"The kids have bought into what we as coaches have put out there," Skyline coach Dan Schmidt said. "We've improved on a lot of the little things, and we're having success. We're still young. We only have six seniors and four juniors and about 26 sophomores and 10 to 12 freshmen."
The obvious explanation for Skyline's dramatic turnaround has been a move from Division I to Division II, but it's not the only reason. You don't stage one of the year's biggest turnarounds without some serious MVP-type performances.
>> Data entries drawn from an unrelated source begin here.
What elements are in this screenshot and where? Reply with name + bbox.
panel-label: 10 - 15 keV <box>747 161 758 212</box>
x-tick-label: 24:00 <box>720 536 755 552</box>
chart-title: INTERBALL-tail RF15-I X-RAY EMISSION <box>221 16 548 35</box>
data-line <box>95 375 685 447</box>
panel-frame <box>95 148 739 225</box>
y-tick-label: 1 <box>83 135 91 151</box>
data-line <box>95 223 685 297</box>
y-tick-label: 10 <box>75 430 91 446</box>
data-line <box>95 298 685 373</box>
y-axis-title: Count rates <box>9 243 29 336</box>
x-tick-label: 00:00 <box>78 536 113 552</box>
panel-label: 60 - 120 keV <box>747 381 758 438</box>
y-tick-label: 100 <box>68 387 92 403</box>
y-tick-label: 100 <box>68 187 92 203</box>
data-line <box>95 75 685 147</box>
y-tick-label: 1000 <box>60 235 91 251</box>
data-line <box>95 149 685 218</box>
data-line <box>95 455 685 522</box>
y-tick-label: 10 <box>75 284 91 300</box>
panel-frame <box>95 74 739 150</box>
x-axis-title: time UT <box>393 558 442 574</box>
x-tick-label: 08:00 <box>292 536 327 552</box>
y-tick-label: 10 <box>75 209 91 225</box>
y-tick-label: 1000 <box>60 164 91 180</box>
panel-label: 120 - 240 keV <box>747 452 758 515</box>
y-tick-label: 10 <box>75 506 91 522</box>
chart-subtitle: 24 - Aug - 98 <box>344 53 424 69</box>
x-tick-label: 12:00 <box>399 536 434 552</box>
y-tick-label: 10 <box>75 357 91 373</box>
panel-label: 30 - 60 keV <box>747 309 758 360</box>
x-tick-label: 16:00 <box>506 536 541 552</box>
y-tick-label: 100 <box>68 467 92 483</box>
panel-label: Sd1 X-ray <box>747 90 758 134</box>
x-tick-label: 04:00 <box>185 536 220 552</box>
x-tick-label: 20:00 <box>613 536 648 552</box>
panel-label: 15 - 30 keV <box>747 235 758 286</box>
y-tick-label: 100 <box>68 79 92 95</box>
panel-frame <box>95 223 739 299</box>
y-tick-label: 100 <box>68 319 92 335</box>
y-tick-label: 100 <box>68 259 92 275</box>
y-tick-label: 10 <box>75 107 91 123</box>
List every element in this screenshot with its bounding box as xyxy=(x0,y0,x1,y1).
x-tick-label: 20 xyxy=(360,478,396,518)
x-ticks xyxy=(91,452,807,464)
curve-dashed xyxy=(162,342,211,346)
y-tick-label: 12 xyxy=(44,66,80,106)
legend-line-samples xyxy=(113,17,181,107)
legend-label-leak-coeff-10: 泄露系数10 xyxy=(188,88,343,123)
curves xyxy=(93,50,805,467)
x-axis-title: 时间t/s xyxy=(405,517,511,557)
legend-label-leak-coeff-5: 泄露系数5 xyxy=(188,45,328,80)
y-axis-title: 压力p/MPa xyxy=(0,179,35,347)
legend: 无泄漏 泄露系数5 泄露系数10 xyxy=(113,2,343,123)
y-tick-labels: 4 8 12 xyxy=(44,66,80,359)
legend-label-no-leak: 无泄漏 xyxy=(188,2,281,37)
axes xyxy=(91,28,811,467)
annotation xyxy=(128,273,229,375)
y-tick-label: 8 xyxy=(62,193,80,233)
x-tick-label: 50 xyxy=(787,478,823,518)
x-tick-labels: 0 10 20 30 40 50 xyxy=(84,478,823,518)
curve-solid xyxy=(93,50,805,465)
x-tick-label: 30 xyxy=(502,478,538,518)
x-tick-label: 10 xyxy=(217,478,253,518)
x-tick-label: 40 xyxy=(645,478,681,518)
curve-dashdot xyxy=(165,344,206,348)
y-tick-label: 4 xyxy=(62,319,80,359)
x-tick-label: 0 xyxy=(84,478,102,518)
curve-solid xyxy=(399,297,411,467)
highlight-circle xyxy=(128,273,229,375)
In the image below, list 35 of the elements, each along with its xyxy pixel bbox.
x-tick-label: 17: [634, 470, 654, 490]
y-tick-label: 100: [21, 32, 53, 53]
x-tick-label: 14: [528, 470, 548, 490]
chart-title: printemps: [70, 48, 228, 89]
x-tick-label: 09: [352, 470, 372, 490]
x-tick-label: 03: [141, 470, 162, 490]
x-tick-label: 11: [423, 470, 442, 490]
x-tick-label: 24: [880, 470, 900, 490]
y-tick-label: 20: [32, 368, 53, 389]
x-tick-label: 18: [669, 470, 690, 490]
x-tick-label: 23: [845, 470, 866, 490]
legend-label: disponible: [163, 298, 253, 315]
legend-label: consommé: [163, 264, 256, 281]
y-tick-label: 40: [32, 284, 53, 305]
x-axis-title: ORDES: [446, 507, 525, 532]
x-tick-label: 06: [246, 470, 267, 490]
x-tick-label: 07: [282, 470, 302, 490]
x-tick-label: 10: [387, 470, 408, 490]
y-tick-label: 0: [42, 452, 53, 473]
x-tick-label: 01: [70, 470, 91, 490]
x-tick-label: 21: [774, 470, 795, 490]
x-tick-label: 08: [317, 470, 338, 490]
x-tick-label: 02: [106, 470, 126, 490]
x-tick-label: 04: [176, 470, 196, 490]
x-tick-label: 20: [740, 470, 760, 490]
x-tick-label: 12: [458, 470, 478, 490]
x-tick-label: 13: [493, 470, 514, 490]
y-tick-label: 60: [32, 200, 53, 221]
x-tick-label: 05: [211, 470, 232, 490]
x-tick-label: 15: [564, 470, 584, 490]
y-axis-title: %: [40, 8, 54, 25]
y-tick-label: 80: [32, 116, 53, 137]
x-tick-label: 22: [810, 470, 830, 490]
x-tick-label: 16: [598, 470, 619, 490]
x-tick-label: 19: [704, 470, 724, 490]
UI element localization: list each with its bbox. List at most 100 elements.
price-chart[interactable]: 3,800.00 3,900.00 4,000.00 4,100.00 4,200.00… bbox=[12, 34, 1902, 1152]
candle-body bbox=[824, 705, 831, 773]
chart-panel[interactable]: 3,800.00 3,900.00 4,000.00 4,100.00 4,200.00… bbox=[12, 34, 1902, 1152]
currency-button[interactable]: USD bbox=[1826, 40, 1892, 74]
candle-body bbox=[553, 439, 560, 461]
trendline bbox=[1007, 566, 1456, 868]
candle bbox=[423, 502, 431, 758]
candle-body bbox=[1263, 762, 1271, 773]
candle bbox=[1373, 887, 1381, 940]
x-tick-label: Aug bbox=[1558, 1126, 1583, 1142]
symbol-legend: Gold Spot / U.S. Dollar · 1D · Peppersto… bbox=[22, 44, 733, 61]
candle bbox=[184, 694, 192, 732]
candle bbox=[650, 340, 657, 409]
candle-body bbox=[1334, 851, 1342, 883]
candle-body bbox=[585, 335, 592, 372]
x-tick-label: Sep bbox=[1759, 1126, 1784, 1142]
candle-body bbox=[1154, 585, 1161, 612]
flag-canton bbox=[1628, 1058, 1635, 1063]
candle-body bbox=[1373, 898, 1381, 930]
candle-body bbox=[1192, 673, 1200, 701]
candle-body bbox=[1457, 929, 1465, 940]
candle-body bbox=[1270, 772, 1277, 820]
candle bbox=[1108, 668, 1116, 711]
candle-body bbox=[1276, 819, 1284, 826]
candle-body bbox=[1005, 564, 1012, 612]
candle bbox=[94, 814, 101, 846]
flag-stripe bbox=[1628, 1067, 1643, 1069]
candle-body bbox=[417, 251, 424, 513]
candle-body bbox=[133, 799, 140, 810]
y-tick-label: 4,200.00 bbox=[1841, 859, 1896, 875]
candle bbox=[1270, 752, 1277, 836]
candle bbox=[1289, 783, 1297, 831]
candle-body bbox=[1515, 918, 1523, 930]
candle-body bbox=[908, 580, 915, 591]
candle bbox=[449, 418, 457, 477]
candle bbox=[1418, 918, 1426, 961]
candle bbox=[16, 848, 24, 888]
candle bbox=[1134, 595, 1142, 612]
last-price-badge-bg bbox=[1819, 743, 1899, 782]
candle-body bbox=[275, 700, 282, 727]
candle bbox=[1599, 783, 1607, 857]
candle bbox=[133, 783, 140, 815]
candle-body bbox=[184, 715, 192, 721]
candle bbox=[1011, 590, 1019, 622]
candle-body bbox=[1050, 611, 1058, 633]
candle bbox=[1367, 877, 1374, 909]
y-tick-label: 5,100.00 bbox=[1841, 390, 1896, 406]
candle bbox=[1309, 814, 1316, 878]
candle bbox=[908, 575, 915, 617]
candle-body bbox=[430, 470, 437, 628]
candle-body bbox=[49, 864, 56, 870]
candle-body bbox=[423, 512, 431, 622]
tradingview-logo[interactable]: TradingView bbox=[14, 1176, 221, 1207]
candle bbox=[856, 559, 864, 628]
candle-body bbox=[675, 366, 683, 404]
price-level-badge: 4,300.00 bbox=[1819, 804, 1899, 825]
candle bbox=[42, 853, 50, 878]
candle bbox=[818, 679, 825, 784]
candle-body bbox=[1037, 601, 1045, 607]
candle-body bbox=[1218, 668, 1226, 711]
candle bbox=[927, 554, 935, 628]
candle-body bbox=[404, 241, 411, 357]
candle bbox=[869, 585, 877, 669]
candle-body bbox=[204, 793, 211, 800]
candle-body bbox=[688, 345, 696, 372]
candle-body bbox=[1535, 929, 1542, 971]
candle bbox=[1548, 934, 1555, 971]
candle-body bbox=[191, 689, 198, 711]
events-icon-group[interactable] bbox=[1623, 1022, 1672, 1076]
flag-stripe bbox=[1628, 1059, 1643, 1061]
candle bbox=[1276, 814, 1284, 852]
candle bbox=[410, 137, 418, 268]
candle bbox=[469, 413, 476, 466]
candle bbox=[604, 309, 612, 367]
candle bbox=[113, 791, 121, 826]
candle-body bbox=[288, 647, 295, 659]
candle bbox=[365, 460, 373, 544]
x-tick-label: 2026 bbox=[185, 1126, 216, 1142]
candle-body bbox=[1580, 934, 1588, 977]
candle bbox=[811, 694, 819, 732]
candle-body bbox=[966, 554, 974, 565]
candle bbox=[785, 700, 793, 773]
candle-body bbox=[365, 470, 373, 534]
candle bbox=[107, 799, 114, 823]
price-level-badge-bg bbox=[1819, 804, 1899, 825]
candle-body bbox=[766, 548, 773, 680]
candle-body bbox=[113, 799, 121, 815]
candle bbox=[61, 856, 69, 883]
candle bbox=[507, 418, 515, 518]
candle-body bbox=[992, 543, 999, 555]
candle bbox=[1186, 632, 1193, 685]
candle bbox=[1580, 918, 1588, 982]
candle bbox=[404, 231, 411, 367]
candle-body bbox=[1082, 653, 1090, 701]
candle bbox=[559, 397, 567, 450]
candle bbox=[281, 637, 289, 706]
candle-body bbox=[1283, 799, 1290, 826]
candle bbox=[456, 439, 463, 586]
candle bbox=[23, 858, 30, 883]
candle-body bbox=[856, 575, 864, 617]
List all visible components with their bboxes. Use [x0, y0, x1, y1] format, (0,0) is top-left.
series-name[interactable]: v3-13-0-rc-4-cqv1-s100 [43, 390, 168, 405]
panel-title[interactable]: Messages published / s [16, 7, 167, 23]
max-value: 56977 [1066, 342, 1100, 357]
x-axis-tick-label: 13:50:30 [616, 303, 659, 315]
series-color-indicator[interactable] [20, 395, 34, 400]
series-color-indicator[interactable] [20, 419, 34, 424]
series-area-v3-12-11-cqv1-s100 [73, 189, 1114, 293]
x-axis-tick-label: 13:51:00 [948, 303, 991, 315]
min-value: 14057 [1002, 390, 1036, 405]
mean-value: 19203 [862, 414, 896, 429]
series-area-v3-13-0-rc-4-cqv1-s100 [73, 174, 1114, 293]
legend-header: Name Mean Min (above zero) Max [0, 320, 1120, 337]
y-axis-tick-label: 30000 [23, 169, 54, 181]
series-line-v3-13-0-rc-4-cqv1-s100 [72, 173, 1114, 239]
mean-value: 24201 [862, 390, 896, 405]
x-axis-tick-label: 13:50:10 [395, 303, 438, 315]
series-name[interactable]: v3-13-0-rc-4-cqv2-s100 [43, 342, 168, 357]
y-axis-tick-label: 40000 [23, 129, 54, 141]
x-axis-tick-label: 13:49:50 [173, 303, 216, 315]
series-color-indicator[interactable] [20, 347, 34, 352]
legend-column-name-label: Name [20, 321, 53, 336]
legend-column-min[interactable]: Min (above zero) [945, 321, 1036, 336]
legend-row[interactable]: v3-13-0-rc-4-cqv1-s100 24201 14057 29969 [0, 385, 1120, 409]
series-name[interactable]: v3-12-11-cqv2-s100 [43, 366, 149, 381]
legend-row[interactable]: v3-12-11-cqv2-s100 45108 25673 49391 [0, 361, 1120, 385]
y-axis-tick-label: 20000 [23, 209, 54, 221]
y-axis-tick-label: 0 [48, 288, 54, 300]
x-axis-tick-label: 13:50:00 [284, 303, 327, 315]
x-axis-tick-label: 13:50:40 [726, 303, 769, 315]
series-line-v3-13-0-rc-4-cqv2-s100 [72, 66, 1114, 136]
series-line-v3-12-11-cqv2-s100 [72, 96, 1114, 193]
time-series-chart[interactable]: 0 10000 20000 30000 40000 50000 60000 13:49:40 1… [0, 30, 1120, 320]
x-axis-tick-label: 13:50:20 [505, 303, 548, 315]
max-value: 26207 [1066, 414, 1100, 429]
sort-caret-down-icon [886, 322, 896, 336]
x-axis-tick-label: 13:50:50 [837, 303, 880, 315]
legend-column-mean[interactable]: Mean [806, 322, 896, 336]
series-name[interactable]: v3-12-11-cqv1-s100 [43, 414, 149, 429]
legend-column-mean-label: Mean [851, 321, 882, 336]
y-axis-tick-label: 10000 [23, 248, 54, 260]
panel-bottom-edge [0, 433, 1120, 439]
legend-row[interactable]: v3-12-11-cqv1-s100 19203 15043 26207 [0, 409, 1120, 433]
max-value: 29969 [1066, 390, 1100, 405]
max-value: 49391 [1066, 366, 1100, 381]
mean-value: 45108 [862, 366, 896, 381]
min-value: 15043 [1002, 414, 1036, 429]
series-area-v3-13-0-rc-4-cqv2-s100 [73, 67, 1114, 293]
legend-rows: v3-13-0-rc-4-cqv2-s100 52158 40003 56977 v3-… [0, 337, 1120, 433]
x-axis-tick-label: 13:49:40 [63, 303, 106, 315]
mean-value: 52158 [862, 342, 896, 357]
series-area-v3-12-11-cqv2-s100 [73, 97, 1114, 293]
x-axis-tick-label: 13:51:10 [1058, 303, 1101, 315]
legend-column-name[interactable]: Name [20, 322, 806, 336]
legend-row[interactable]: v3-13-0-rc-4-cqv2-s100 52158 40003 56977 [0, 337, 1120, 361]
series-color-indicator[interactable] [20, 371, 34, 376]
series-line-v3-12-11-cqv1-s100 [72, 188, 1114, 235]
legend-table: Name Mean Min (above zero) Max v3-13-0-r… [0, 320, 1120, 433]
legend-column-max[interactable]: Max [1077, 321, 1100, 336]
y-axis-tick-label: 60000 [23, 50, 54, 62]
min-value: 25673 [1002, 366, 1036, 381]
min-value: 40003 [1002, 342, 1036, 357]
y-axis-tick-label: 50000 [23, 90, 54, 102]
Ian Kadish, a junior midfielder, has been a matchup problem for opposing teams. He leads the team with 51 points on 31 goals and 20 assists. He also has won 64 of 99 faceoffs (65 percent).
Kadish has help. When he draws a crowd, Chris Williams, a junior midfielder, has made the most of his chances. He has 43 points on 13 goals and 30 assists. He leads the team in gained balls with 56 and is third on the team with 11 caused turnovers.
The defense is led by Hunter Reynolds, a senior defender who usually gets the assignment of slowing the opposing team's top offensive player. He leads the team in caused turnovers with 15 and is fourth on the team in gained balls with 31.
It's the effort of guys like Reynolds that has helped make senior goaltender Austin Dorius' life a little easier. Dorius has 78 saves and 42 goals against for a 65 percent save percentage.
All of Skyline's success has left the Eagles in a new role. They will enter the playoffs as the team to beat.
"Being the No. 1 seed is definitely a different role for us to have a target on our back and something we're not used to," Schmidt said. "We know that every game we will get the best effort from other teams. We're not going to sneak up on anyone, but it's been a great ride. Now we want to see how far we can take this thing."